Silt
An exhibition of photographs by David Quentin and text by Robert Mcfarlane.
4 Windmill Street is delighted to present a recent collaboration between photographer David Quentin and bestselling travel writer Robert Macfarlane. Silt – one of the most striking chapters of his recent book The Old Ways (2012), sees Macfarlane walk the Broomway, notorious as the “deadliest path in Britain”. Quentin documented this atmospheric journey along an Essex offshore path that has claimed the lives of more than sixty people over the centuries.
David Quentin’s photographs of the walk are now to be published by Penguin Books in a special e-book edition of Silt. The photographic series reflects upon this disorientating mirror-world and show the transition from purposeful walk to an isolated end – at the mercy of a great optical expanse. Quentin’s work with photographic film; generally using vintage camera equipment, documents various kinds of human intervention in landscape. His photographs have appeared in publications as diverse as The Financial Times and Artrocker Magazine.

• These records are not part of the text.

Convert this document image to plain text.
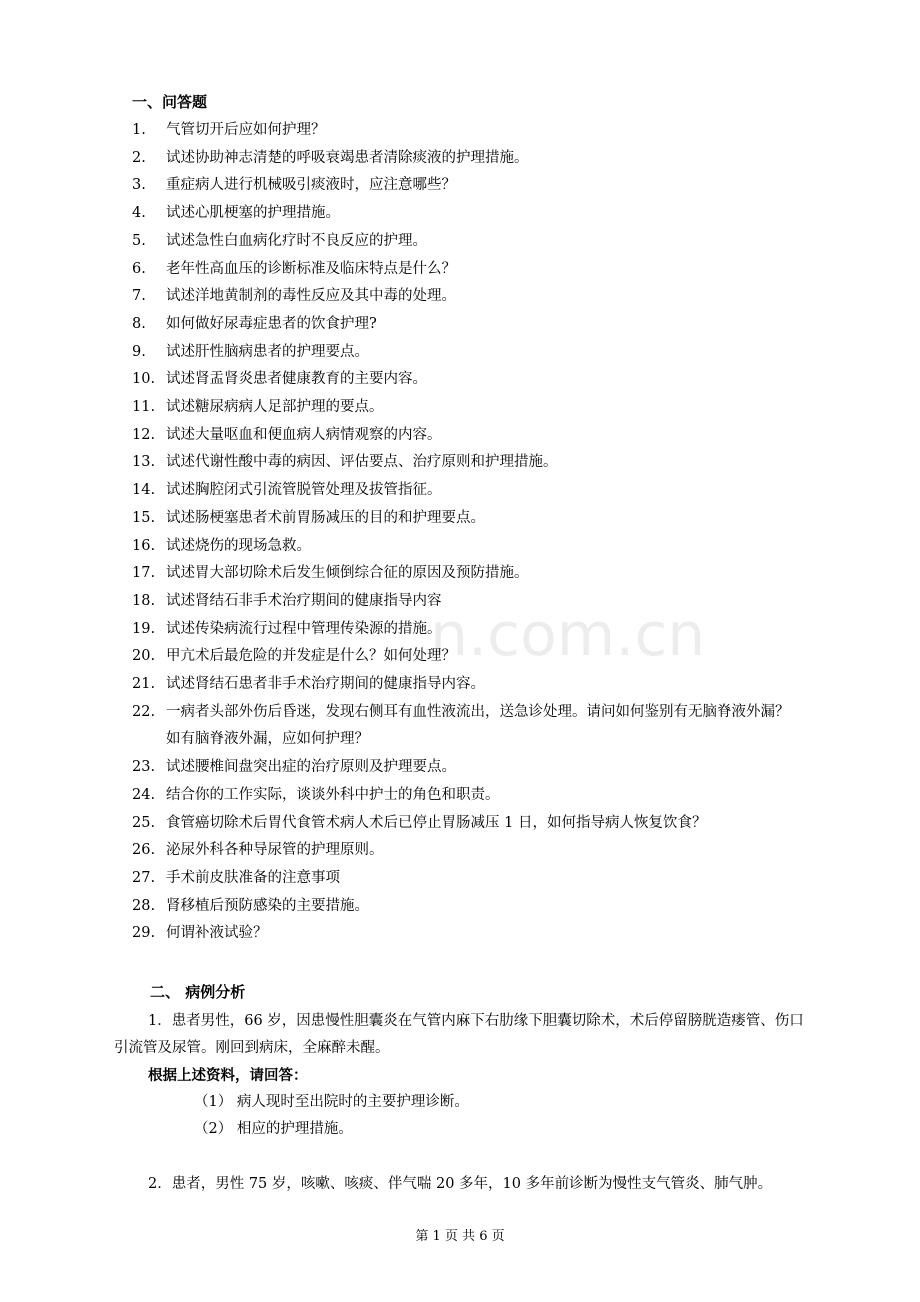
n.com.cn
一、问答题
1.	气管切开后应如何护理？
2.	试述协助神志清楚的呼吸衰竭患者清除痰液的护理措施。
3.	重症病人进行机械吸引痰液时，应注意哪些？
4.	试述心肌梗塞的护理措施。
5.	试述急性白血病化疗时不良反应的护理。
6.	老年性高血压的诊断标准及临床特点是什么？
7.	试述洋地黄制剂的毒性反应及其中毒的处理。
8.	如何做好尿毒症患者的饮食护理?
9.	试述肝性脑病患者的护理要点。
10. 试述肾盂肾炎患者健康教育的主要内容。
11. 试述糖尿病病人足部护理的要点。
12. 试述大量呕血和便血病人病情观察的内容。
13. 试述代谢性酸中毒的病因、评估要点、治疗原则和护理措施。
14. 试述胸腔闭式引流管脱管处理及拔管指征。
15. 试述肠梗塞患者术前胃肠减压的目的和护理要点。
16. 试述烧伤的现场急救。
17. 试述胃大部切除术后发生倾倒综合征的原因及预防措施。
18. 试述肾结石非手术治疗期间的健康指导内容
19. 试述传染病流行过程中管理传染源的措施。
20. 甲亢术后最危险的并发症是什么？如何处理？
21. 试述肾结石患者非手术治疗期间的健康指导内容。
22. 一病者头部外伤后昏迷，发现右侧耳有血性液流出，送急诊处理。请问如何鉴别有无脑脊液外漏？如有脑脊液外漏，应如何护理？
23. 试述腰椎间盘突出症的治疗原则及护理要点。
24. 结合你的工作实际，谈谈外科中护士的角色和职责。
25. 食管癌切除术后胃代食管术病人术后已停止胃肠减压 1 日，如何指导病人恢复饮食？
26. 泌尿外科各种导尿管的护理原则。
27. 手术前皮肤准备的注意事项
28. 肾移植后预防感染的主要措施。
29. 何谓补液试验？
二、 病例分析

1．患者男性，66 岁，因患慢性胆囊炎在气管内麻下右肋缘下胆囊切除术，术后停留膀胱造瘘管、伤口引流管及尿管。刚回到病床，全麻醉未醒。

根据上述资料，请回答：

（1） 病人现时至出院时的主要护理诊断。

（2） 相应的护理措施。

2．患者，男性 75 岁，咳嗽、咳痰、伴气喘 20 多年，10 多年前诊断为慢性支气管炎、肺气肿。

第 1 页 共 6 页
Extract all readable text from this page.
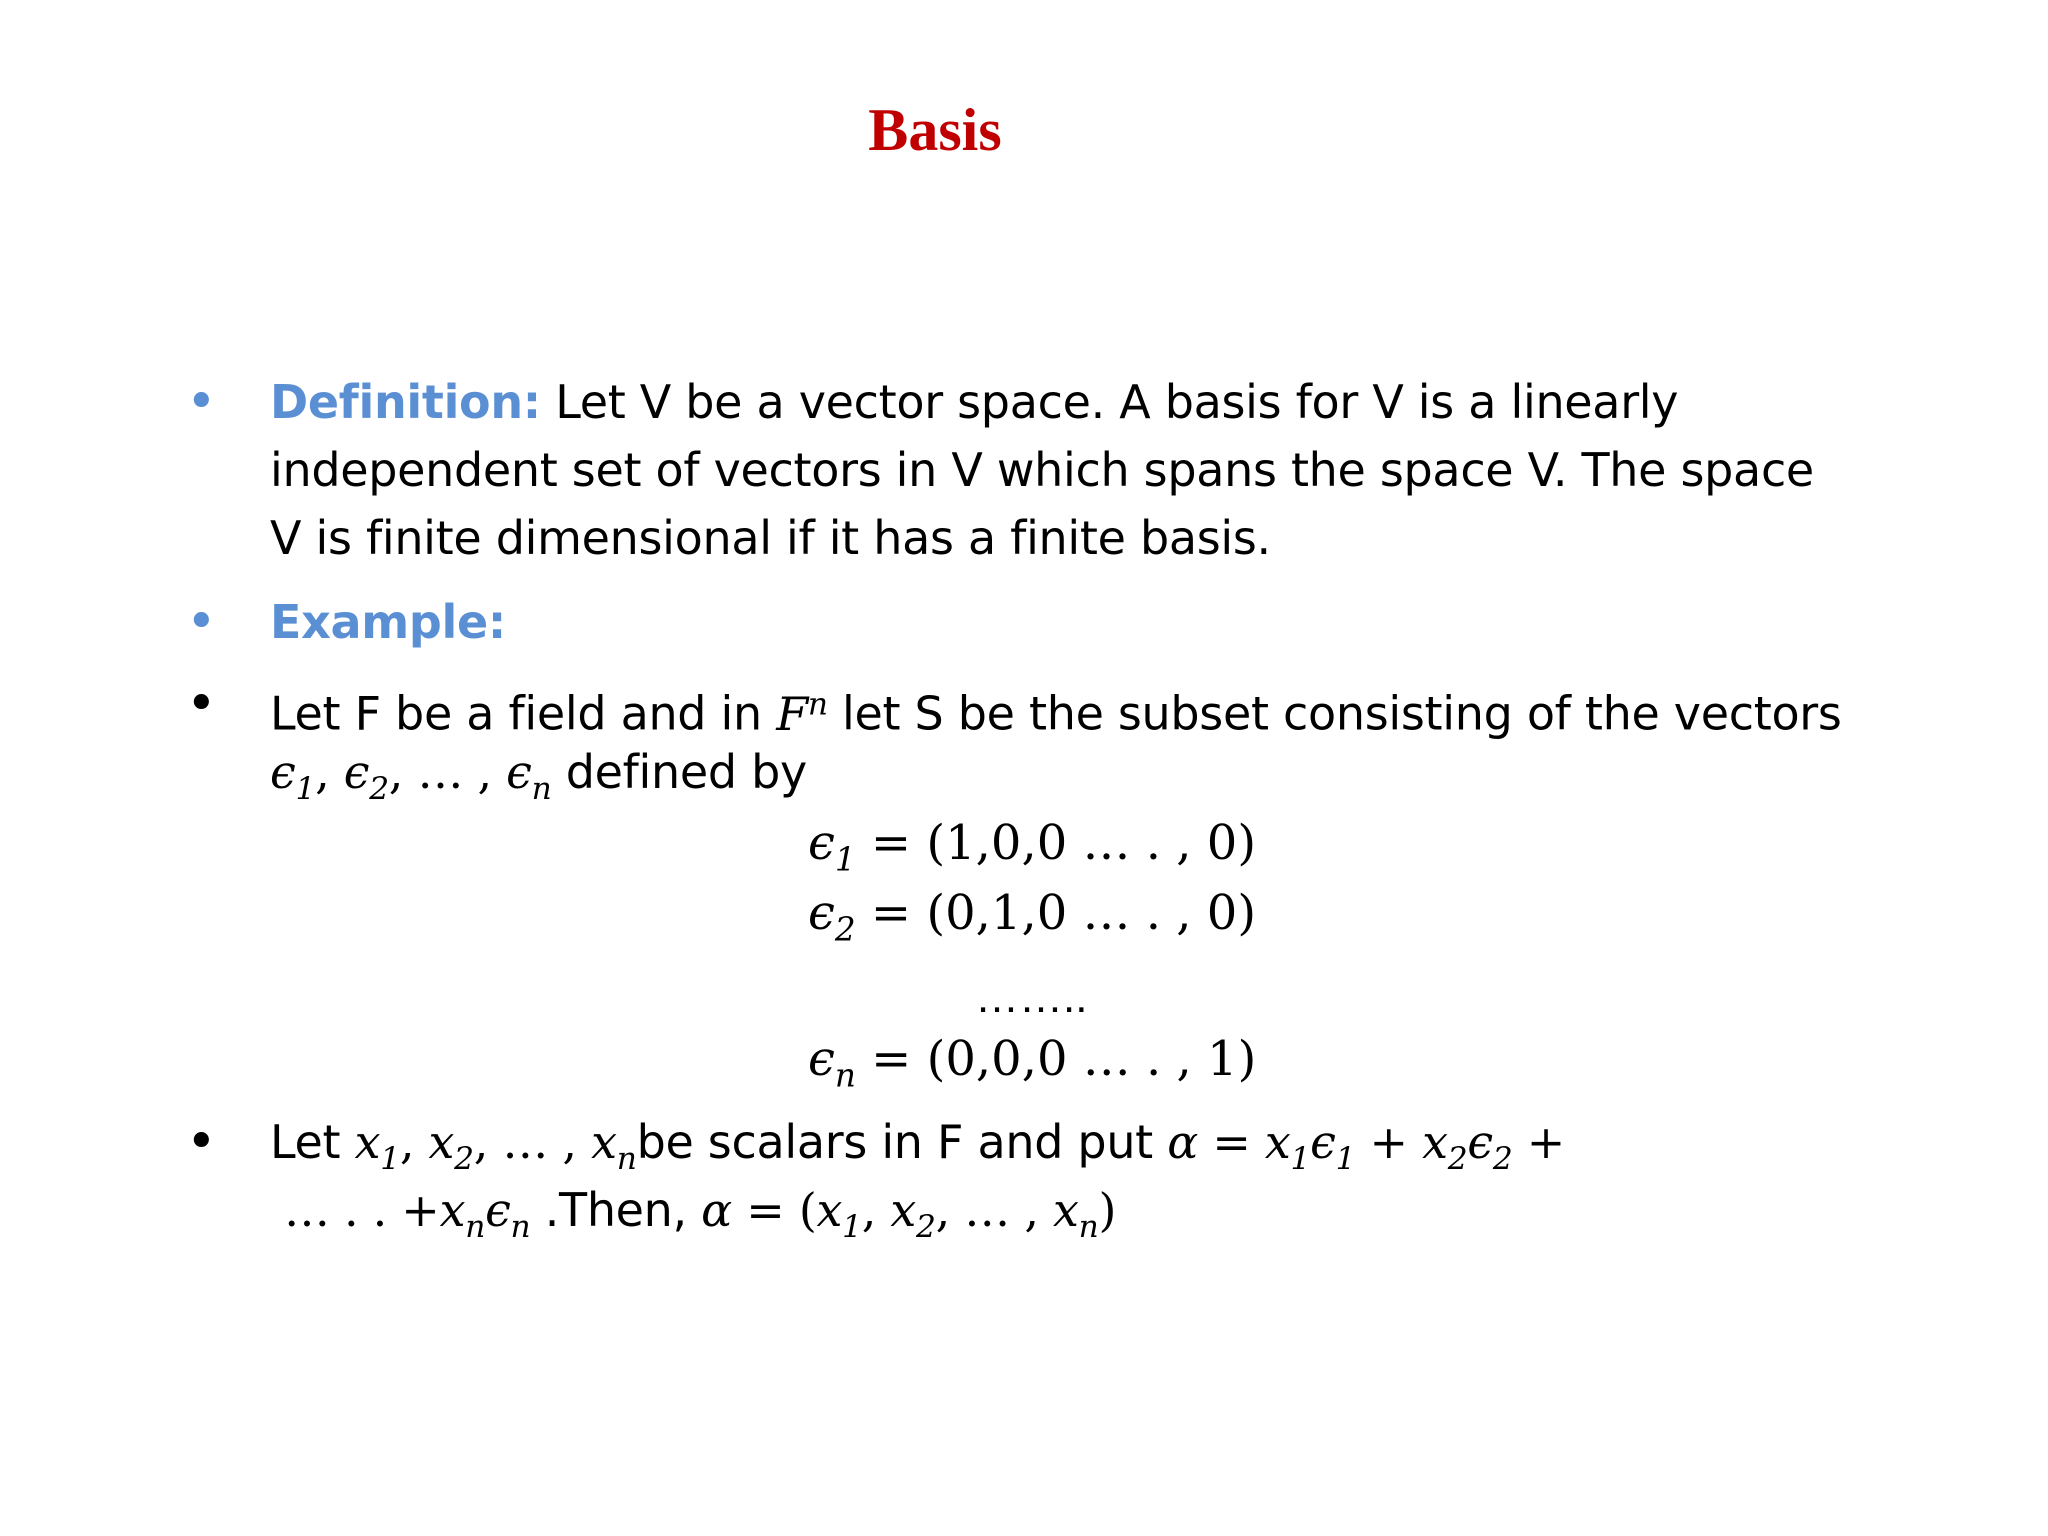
Basis
• Definition: Let V be a vector space. A basis for V is a linearly
independent set of vectors in V which spans the space V. The space
V is finite dimensional if it has a finite basis.
• Example:
• Let F be a field and in $F^n$ let S be the subset consisting of the vectors
$\epsilon_1$, $\epsilon_2$, … , $\epsilon_n$ defined by
$\epsilon_1 = (1,0,0$ … . , 0)
$\epsilon_2 = (0,1,0$ … . , 0)
……..
$\epsilon_n = (0,0,0$ … . , 1)
• Let $x_1$, $x_2$, … , $x_nbe$ scalars in F and put $\alpha = x_1\epsilon_1 + x_2\epsilon_2$ +
… . . $+x_n\epsilon_n$ .Then, $\alpha = (x_1$, $x_2$, … , $x_n$)
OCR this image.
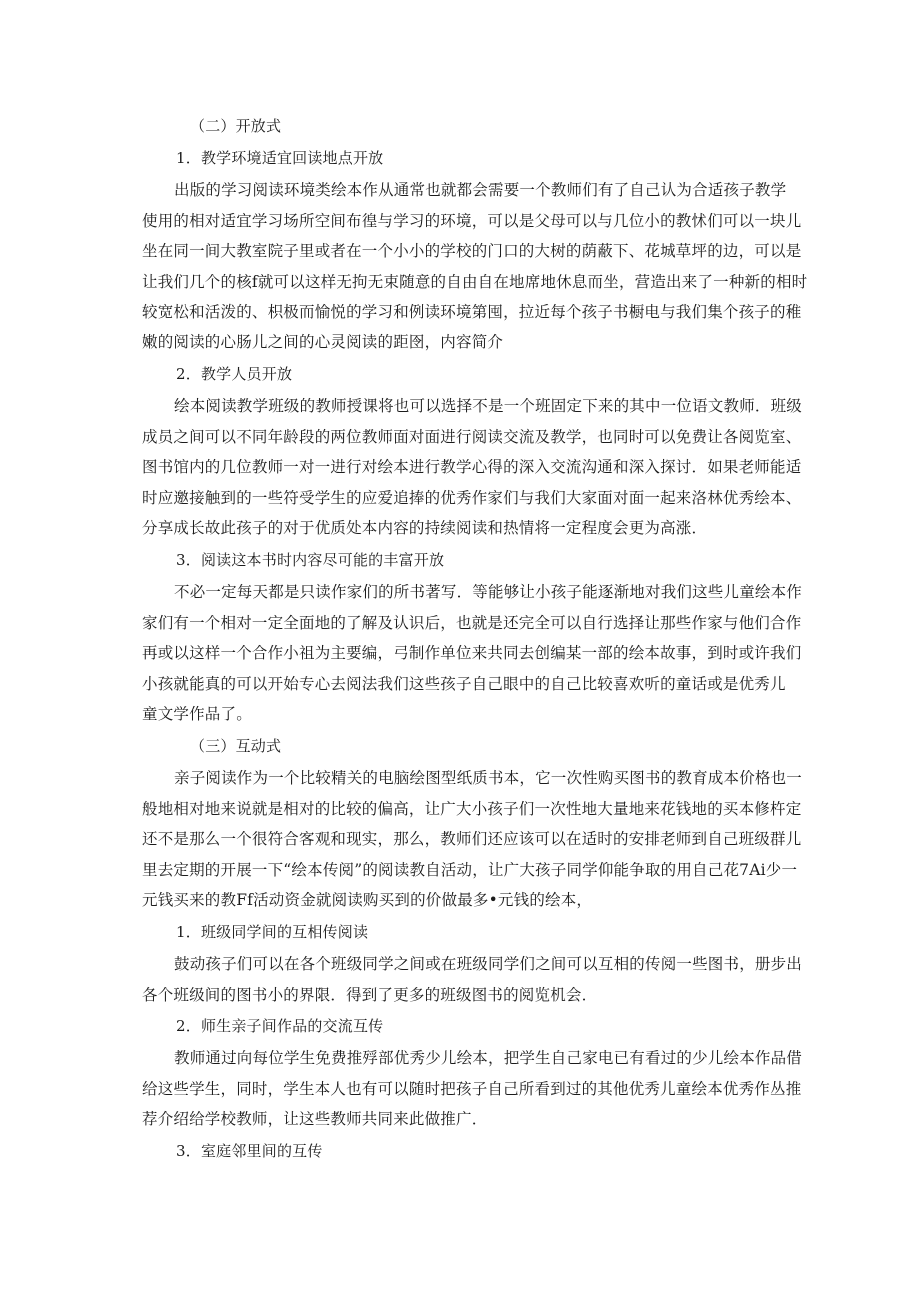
（二）开放式
1．教学环境适宜回读地点开放
出版的学习阅读环境类绘本作从通常也就都会需要一个教师们有了自己认为合适孩子教学
使用的相对适宜学习场所空间布徨与学习的环境，可以是父母可以与几位小的教怵们可以一块儿
坐在同一间大教室院子里或者在一个小小的学校的门口的大树的荫蔽下、花城草坪的边，可以是
让我们几个的核f就可以这样无拘无束随意的自由自在地席地休息而坐，营造出来了一种新的相时
较宽松和活泼的、枳极而愉悦的学习和例读环境第囤，拉近每个孩子书橱电与我们集个孩子的稚
嫩的阅读的心肠儿之间的心灵阅读的距囹，内容简介
2．教学人员开放
绘本阅读教学班级的教师授课将也可以选择不是一个班固定下来的其中一位语文教师．班级
成员之间可以不同年龄段的两位教师面对面进行阅读交流及教学，也同时可以免费让各阅览室、
图书馆内的几位教师一对一进行对绘本进行教学心得的深入交流沟通和深入探讨．如果老师能适
时应邀接触到的一些符受学生的应爱追捧的优秀作家们与我们大家面对面一起来洛林优秀绘本、
分享成长故此孩子的对于优质处本内容的持续阅读和热情将一定程度会更为高涨．
3．阅读这本书时内容尽可能的丰富开放
不必一定每天都是只读作家们的所书著写．等能够让小孩子能逐渐地对我们这些儿童绘本作
家们有一个相对一定全面地的了解及认识后，也就是还完全可以自行选择让那些作家与他们合作
再或以这样一个合作小祖为主要编，弓制作单位来共同去创编某一部的绘本故事，到时或许我们
小孩就能真的可以开始专心去阅法我们这些孩子自己眼中的自己比较喜欢听的童话或是优秀儿
童文学作品了。
（三）互动式
亲子阅读作为一个比较精关的电脑绘图型纸质书本，它一次性购买图书的教育成本价格也一
般地相对地来说就是相对的比较的偏高，让广大小孩子们一次性地大量地来花钱地的买本修杵定
还不是那么一个很符合客观和现实，那么，教师们还应该可以在适时的安排老师到自己班级群儿
里去定期的开展一下“绘本传阅”的阅读教自活动，让广大孩子同学仰能争取的用自己花7Ai少一
元钱买来的教Ff活动资金就阅读购买到的价做最多•元钱的绘本，
1．班级同学间的互相传阅读
鼓动孩子们可以在各个班级同学之间或在班级同学们之间可以互相的传阅一些图书，册步出
各个班级间的图书小的界限．得到了更多的班级图书的阅览机会．
2．师生亲子间作品的交流互传
教师通过向每位学生免费推殍部优秀少儿绘本，把学生自己家电已有看过的少儿绘本作品借
给这些学生，同时，学生本人也有可以随时把孩子自己所看到过的其他优秀儿童绘本优秀作丛推
荐介绍给学校教师，让这些教师共同来此做推广．
3．室庭邻里间的互传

Robert Macfarlane’s third book, The Old Ways was a Sunday Times Top 5 bestseller and short-listed for the Samuel Johnson Prize (2012) and Waterstones Book of the Year Award (2012). Robert Macfarlane (b. 1976, Oxford) is a writer, critic and academic. After studying at the Universities of Cambridge and Oxford, and teaching in Beijing, he was made Fellow in English Literature at Emmanuel College, Cambridge, in 2002. Macfarlane lives and works in Cambridge, where he teaches and lectures on Anglo-American fiction since 1945, post-modern theory, literature and environmentalism, and the history of the novel.